В дыму первого морозца светили окружённые мерцающими пузырями московские фонари. Сновали по Садово-Кудринской да по Малой Никитской приодевшиеся, забывшие хоть на субботний вечер про вражеское окружение и про линию партии возбуждённые и добрые в преддверии отдыха люди. Стоявшие у входа тесной группой молодые, беспримесно весёлые, издалека замахали руками Серёжке и, надеюсь, мне, и окружили нас, и с пол-оборота загалдели о чём-то своём, так что я сразу оказался от них наособицу: потрёпанный Гулливер среди могутных лилипутов, хоть и усохший ростом и весом до их размеров, но вовсе не ставший для них своим… Буржуазные церемонии тут были не в чести; Серёжка меня даже не представил никому, ни с кем не познакомил – мол, и так разберёмся, по ходу. Я прятал глаза; они не увидели Надежду сразу и хотели немедленно её нашарить, вырвать из гущи себе на потребу, и потому я не смел не то что озираться в поисках, но вообще уткнул взгляд в асфальт. И едва не споткнулся на ступеньках перед входом. Тогда её голос, тупо ударивший меня в сердце, вдруг запросто назвал меня по имени-отчеству, а её пальцы подхватили мой локоть.
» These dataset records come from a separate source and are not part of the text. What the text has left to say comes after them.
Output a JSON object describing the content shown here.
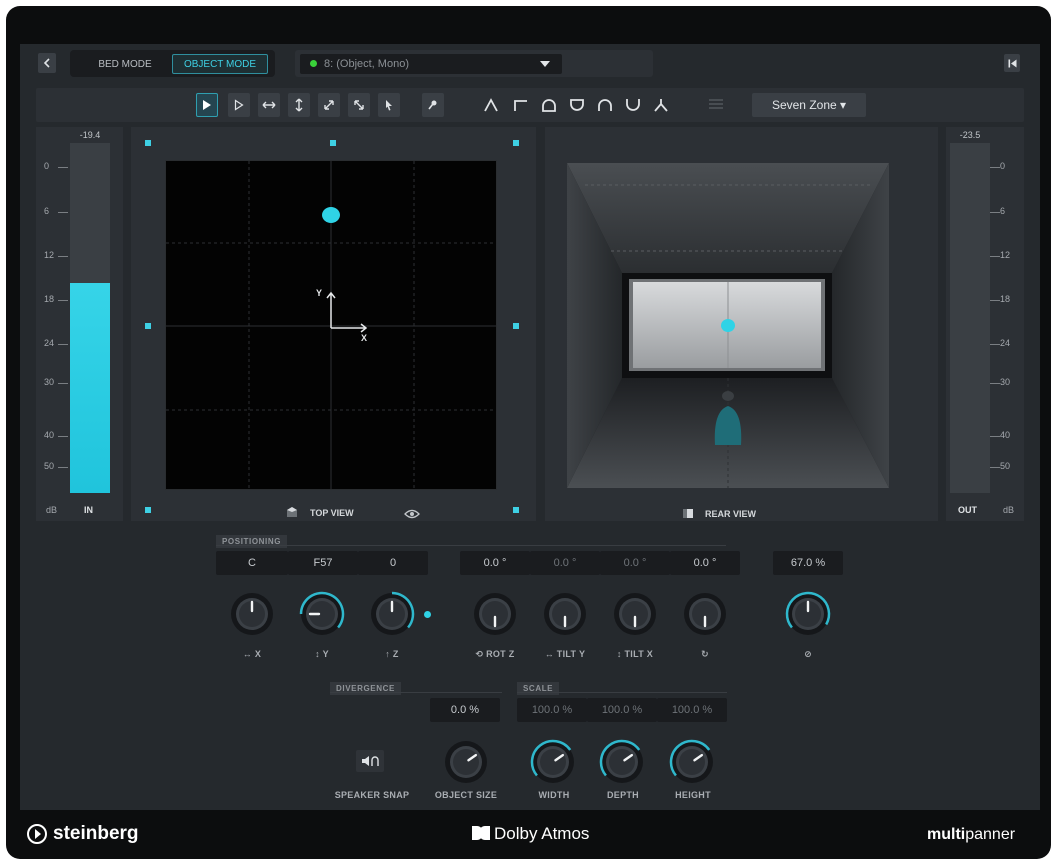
{
  "header": {
    "back_icon": "chevron-left-icon",
    "bed_mode_label": "BED MODE",
    "object_mode_label": "OBJECT MODE",
    "active_mode": "OBJECT MODE",
    "channel_select": "8: (Object, Mono)",
    "channel_status_color": "#3ad13a",
    "collapse_icon": "skip-back-icon"
  },
  "toolbar": {
    "tools": [
      "select-tool",
      "select-outline-tool",
      "horizontal-move-tool",
      "vertical-move-tool",
      "diagonal-move-tool",
      "diagonal-move-alt-tool",
      "pointer-tool",
      "pin-tool"
    ],
    "curves": [
      "peak-curve",
      "step-curve",
      "dome-curve",
      "bowl-curve",
      "arch-curve",
      "valley-curve",
      "split-curve"
    ],
    "zone_select": "Seven Zone ▾"
  },
  "meters": {
    "in": {
      "peak": "-19.4",
      "scale": [
        "0",
        "6",
        "12",
        "18",
        "24",
        "30",
        "40",
        "50"
      ],
      "unit": "dB",
      "label": "IN",
      "level": 0.6
    },
    "out": {
      "peak": "-23.5",
      "scale": [
        "0",
        "6",
        "12",
        "18",
        "24",
        "30",
        "40",
        "50"
      ],
      "unit": "dB",
      "label": "OUT",
      "level": 0.0
    }
  },
  "views": {
    "top": {
      "label": "TOP VIEW",
      "axis_y": "Y",
      "axis_x": "X"
    },
    "rear": {
      "label": "REAR VIEW"
    }
  },
  "positioning": {
    "title": "POSITIONING",
    "fields": [
      "C",
      "F57",
      "0"
    ],
    "rotation_fields": [
      "0.0 °",
      "0.0 °",
      "0.0 °",
      "0.0 °"
    ],
    "size_field": "67.0 %",
    "knob_labels": [
      "↔ X",
      "↕ Y",
      "↑ Z",
      "⟲ ROT Z",
      "↔ TILT Y",
      "↕ TILT X",
      "↻",
      "⊘"
    ]
  },
  "divergence": {
    "title": "DIVERGENCE",
    "value": "0.0 %"
  },
  "scale": {
    "title": "SCALE",
    "values": [
      "100.0 %",
      "100.0 %",
      "100.0 %"
    ]
  },
  "bottom_controls": {
    "speaker_snap": "SPEAKER SNAP",
    "object_size": "OBJECT SIZE",
    "width": "WIDTH",
    "depth": "DEPTH",
    "height": "HEIGHT"
  },
  "footer": {
    "brand_left": "steinberg",
    "brand_center": "Dolby Atmos",
    "brand_right_bold": "multi",
    "brand_right_rest": "panner"
  },
  "colors": {
    "accent": "#2fd3e6",
    "meter_fill": "#2fd3e6"
  }
}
– Не тушуйтесь. Мы совсем не марсиане.
– Да и я не инженер Лось, – нашёлся я, вовремя вспомнив Толстого с его слюнявой «Аэлитой».
– Я знаю, – сказала она. – Вы лучше. Надёжнее.
Я наконец взглянул. Её беретик съехал чуть набок. Из-под него фонтаном били пахнущие чистотой волосы. Её глаза смеялись, щёки раскраснелись, улыбающиеся губы были полуоткрыты. Я чуть не взвыл с тоски. Другой рукой она подхватила под руку Серёжку, и так, крепко спаянной троицей, мы вошли в клуб.
– Вообще-то говоря, – начал Серёжка, – субсветовые эффекты во время марсианской экспедиции можно было описывать только по крайней неграмотности…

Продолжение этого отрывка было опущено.